Eric Lai, Computerworld
One last chance to hear Bill Gates speak before he leaves the company he co-founded to head up his humanitarian efforts drew tens of thousands of Microsoft employees to the company's annual meeting at Safeco Field in Seattle late last week.
But garnering the most buzz, according to attendees blogging about Thursday's event, was a demo of Microsoft's revamp to its flagship Web search engine, which is expected to be launched later this month. Additionally, CEO Steve Ballmer's rousing call for Microsoft to be "bold" and incorporate great design into its products -- the strategy that has lifted rival Apple -- made a big impression.
Others hailed Chief Software Architect Ray Ozzie's speech on Microsoft's "software+services" vision, and the awarding of a new technical award to the longtime Microsoft engineer who headed up the development of Windows NT among other products.
Mini-Microsoft, the anonymous blog purportedly written by a Microsoft employee, enthused in its typical, half-sarcastic way: "I love this company. I love this company's Company Meeting."
Criticism of the all-day event, which takes place every year at the home field of baseball's Seattle Mariners, included the lack of parody videos as have been presented in the past, and other product demos so boring they inspired employees sitting in the upper decks to rain paper airplanes onto employees sitting at field level.
Estimates of this year's attendance ranged from 20,000 to 35,000.
A Live Wire
At the meeting, a new version of Windows Live Search was shown off. Live Search 2.0 will include better relevance, a larger index, instant answers and other features, attendees said. It's all an attempt to match Google technically and bolster Microsoft's small search-market share.
Microsoft reportedly plans to launch Live Search 2.0 later this month. But Mini-Microsoft called for the company to ship Live Search 2.0 "Now. Right now. Ship it please. Awesome stuff."
Other demos were not as well-received, and some lacked polish. Attendees critiquing those presentations called for greater brevity and more technical info, with fewer dumbed-down sales spiels.

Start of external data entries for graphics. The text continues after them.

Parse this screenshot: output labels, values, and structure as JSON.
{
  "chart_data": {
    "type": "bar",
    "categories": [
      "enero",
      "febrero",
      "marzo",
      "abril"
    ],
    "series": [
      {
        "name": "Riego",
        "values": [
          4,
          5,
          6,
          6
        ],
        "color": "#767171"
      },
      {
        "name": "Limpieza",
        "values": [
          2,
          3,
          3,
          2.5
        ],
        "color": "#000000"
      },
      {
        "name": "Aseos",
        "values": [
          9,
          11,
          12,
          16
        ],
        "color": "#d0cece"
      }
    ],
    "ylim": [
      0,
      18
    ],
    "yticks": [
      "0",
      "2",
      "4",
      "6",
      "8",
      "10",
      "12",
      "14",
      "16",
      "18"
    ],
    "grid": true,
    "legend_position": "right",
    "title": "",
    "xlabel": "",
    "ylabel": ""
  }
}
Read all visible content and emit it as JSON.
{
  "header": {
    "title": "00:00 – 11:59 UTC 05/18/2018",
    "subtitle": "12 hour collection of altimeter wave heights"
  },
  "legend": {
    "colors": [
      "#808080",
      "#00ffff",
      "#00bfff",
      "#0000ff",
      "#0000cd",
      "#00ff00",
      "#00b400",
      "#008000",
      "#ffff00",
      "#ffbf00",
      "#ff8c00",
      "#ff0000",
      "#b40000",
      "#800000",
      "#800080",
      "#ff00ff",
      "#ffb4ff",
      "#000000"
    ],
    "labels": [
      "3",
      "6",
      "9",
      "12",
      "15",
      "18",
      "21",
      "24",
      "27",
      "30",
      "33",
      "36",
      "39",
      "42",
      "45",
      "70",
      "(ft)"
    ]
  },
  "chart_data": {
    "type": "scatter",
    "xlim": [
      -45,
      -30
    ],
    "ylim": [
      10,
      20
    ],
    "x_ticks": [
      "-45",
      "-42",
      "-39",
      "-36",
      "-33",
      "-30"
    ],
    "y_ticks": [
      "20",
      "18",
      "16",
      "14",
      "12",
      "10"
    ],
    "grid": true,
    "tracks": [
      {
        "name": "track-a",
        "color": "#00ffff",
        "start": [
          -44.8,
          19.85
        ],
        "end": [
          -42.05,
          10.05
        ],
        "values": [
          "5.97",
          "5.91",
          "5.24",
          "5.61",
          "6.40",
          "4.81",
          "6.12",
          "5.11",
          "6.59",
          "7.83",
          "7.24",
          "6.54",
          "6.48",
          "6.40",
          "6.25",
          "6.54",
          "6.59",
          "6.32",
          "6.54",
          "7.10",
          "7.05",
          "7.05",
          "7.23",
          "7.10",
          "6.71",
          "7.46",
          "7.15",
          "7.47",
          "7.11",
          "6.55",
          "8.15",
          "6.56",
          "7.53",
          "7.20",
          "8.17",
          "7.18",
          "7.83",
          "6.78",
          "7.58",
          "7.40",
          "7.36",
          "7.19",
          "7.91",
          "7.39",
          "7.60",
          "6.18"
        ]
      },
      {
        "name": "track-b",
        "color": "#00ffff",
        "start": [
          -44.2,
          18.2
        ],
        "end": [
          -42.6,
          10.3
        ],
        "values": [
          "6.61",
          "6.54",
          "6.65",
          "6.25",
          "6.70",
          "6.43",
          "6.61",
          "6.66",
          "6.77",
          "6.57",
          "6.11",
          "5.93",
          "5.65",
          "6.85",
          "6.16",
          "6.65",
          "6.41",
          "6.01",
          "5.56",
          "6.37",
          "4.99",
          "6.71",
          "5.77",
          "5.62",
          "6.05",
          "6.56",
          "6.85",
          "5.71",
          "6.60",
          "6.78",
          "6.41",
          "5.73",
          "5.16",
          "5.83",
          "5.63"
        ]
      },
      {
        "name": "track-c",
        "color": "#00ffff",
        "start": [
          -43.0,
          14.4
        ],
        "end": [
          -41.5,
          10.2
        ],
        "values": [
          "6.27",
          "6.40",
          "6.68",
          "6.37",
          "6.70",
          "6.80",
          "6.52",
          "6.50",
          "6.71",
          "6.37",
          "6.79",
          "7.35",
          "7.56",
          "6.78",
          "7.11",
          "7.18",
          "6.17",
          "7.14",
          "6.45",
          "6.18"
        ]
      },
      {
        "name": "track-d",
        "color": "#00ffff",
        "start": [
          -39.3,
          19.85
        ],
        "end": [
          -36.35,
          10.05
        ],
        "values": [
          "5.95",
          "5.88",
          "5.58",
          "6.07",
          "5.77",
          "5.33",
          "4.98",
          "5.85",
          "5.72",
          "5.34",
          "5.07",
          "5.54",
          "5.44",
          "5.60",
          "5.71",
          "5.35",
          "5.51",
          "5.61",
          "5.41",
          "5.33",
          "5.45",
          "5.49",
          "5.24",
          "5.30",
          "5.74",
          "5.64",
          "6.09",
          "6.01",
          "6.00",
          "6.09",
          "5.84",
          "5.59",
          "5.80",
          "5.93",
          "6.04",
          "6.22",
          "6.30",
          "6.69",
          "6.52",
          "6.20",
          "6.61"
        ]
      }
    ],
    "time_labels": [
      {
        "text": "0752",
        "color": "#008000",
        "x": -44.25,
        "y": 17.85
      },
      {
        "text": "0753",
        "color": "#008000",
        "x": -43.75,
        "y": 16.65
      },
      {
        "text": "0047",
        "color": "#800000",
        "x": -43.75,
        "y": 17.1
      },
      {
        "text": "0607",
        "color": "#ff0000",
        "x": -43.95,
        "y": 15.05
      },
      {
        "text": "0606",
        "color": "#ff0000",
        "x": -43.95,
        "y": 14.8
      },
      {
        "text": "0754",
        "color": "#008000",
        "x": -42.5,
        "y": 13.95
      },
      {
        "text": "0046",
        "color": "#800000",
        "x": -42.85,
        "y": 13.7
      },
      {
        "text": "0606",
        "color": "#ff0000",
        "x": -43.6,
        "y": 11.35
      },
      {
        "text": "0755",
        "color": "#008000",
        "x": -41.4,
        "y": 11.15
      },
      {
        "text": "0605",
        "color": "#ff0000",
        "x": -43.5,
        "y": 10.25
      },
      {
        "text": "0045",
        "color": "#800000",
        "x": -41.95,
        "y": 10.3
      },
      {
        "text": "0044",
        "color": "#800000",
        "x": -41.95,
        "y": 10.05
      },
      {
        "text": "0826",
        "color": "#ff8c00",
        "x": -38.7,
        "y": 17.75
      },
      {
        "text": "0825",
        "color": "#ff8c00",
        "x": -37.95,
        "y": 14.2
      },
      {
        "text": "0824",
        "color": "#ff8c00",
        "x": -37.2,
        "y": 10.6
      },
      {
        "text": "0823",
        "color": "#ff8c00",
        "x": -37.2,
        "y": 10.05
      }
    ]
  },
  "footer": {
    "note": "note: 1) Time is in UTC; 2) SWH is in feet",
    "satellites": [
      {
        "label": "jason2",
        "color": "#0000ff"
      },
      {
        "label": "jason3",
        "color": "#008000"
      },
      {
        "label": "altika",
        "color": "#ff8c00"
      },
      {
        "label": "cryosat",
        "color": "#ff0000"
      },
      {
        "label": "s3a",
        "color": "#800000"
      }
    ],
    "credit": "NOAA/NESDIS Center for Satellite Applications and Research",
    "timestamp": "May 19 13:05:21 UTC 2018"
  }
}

"Some interesting stuff, but each of the speakers could have made their points in about half the time. The demos were particularly bad as there was no good motivation for each," complained one commenter to Mini-Microsoft.
Many external observers were interested in the announcement that Microsoft will begin a new Wi-Fi-enabled commuter bus service to help employees beat Seattle traffic jams.
Microsoft also said it will rent space in a number of Seattle office buildings developed by Microsoft's other co-founder, Paul Allen. Last year's big external announcement was that Microsoft had donated more than US$2.5 billion in cash, goods and employee contributions to charity since 1983.
Microsoft said it had added 12,800 employees worldwide in its most recent fiscal year ending June 30, while losing 8.3 percent of employees to attrition, according to one attendee report.
One of those new Microsoft employees blogged that the meeting "the weirdest thing ever. More like a rally than a meeting."
He drew an illustration that showed where attendees in matching hats or shirts sat, and that in at least three different locations around SafeCo field, there was "no beer."
Speech, Speech
Gates' swan song speech was tepidly received by many attendees, who said it was similar to speeches in the past.
The speech by Ozzie, who replaces Gates as Redmond's chief visionary, received better reviews, though some groused that it lacked specifics.
There was plenty of praise for Ballmer's speech, which attendees said gave a frank scorecard of how Microsoft is doing against competitors such as Apple, IBM, and Google.
Ballmer's "report cards gave me faith that at least at his level, there is no reality distortion," wrote one poster.
Another wrote about Ballmer's speech: "He didn't paint an overly rosy picture which is classic Microsoft self-criticism. It's funny how the outside world doesn't really see that side of the company."
But another poster complained that that the event was too full of "rah-rah" speeches by anonymous executives that failed to give employees a good sense of the company's vision, and how they can help enable that.
Legendary, Angry, Recognized
Meanwhile, Microsoft programming legend Dave Cutler was awarded the new Bill Gates Award, a technical award which one blogger dubbed "the new ultra-supreme award for contributions to Microsoft."
At Digital Equipment, Cutler helped develop the VAX and VMS operating systems. At Microsoft, Cutler directly led the teams building Windows NT, as well as the 64-bit versions of Windows XP Pro and Windows Server 2003 SP. Cutler is now working on Microsoft's Windows Live Platform.
Known as a gruff, no-nonsense boss whose high standards for bug-free code inspired employees to call him both the "greatest programmer/engineer project leader they've ever seen" as well as the "angriest and scariest person they've ever worked for," Cutler received a standing ovation from thousands of employees when he received the award.